This study has been completed.
Sponsor:
Information provided by:
GlaxoSmithKline
ClinicalTrials.gov Identifier:
NCT00729001
First received: August 4, 2008
Last updated: August 6, 2008
Last verified: August 2008
  Purpose

This is a dose exploration study to assess the safety and immunogenicity of two doses of the candidate HRV vaccine at different virus concentrations in the target age group (infants approximately 2 months of age and previously uninfected with human rotavirus) and receiving concomitant administration of routine vaccinations. The study also aims at exploring the effect of unrestricted feeding on the immunogenicity of the vaccine.

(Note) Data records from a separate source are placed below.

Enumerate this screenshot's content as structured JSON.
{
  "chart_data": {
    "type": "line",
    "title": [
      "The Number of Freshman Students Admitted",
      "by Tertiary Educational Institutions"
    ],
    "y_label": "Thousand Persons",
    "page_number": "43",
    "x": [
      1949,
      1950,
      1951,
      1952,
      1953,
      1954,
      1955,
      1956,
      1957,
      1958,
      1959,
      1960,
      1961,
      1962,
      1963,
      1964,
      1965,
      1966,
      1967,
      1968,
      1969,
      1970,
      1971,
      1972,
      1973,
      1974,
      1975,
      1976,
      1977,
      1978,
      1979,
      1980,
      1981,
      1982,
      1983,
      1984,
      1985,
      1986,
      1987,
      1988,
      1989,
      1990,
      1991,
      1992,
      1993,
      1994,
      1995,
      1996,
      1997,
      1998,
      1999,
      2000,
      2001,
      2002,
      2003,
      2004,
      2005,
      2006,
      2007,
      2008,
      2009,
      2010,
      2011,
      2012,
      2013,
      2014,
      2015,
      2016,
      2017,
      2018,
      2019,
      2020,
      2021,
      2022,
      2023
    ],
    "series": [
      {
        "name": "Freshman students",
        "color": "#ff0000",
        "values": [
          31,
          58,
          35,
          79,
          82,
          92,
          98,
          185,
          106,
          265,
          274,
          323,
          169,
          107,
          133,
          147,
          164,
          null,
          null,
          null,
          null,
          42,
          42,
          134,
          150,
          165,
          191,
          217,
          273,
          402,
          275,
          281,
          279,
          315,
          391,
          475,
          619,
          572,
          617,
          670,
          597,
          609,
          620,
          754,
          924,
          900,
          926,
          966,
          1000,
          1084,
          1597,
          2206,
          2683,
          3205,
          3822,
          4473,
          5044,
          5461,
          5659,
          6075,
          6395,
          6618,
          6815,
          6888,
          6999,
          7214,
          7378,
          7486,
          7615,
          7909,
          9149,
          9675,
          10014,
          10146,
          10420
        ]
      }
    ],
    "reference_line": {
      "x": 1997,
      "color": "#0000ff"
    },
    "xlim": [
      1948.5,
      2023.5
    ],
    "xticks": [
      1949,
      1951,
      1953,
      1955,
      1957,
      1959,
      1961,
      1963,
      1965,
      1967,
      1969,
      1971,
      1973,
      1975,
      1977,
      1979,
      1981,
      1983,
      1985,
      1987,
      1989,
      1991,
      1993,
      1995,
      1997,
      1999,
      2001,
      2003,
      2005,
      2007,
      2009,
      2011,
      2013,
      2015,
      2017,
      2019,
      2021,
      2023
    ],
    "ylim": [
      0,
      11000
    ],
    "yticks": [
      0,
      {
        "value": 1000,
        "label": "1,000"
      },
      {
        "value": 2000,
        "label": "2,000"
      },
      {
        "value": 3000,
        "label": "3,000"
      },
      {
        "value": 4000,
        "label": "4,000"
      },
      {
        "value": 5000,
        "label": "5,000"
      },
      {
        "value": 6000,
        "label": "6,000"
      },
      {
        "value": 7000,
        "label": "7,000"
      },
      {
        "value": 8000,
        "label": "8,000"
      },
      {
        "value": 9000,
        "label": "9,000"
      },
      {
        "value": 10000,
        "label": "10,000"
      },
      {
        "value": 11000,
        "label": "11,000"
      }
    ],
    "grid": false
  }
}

Condition Intervention Phase
Rotavirus Gastroenteritis
Biological: Human Rotavirus Vaccine - two different formulations
Biological: Prevnar
Biological: IPOL
Biological: Infanrix
Biological: OmniHIB
Biological: Pentacel
Biological: Placebo
Phase 2

Study Type: Interventional
Study Design: Allocation: Randomized
Endpoint Classification: Safety/Efficacy Study
Intervention Model: Parallel Assignment
Masking: Double Blind (Subject, Investigator, Outcomes Assessor)
Primary Purpose: Prevention
Official Title: Study of Two Doses of GlaxoSmithKline Biologicals' Live Attenuated Human Rotavirus (HRV) Vaccine (Two Different Formulations) in Healthy Infants Following a 0, 2 Month Schedule and Previously Uninfected With Human Rotavirus.

Resource links provided by NLM:


Further study details as provided by GlaxoSmithKline:

Primary Outcome Measures:
  • Proportion of subjects with vaccine take [ Time Frame: Two months after the second dose ]
  • Occurrence of any grade 2 or 3 fever, vomiting or diarrhea [ Time Frame: Within the 15-day solicited follow-up period after any dose of study vaccine. ]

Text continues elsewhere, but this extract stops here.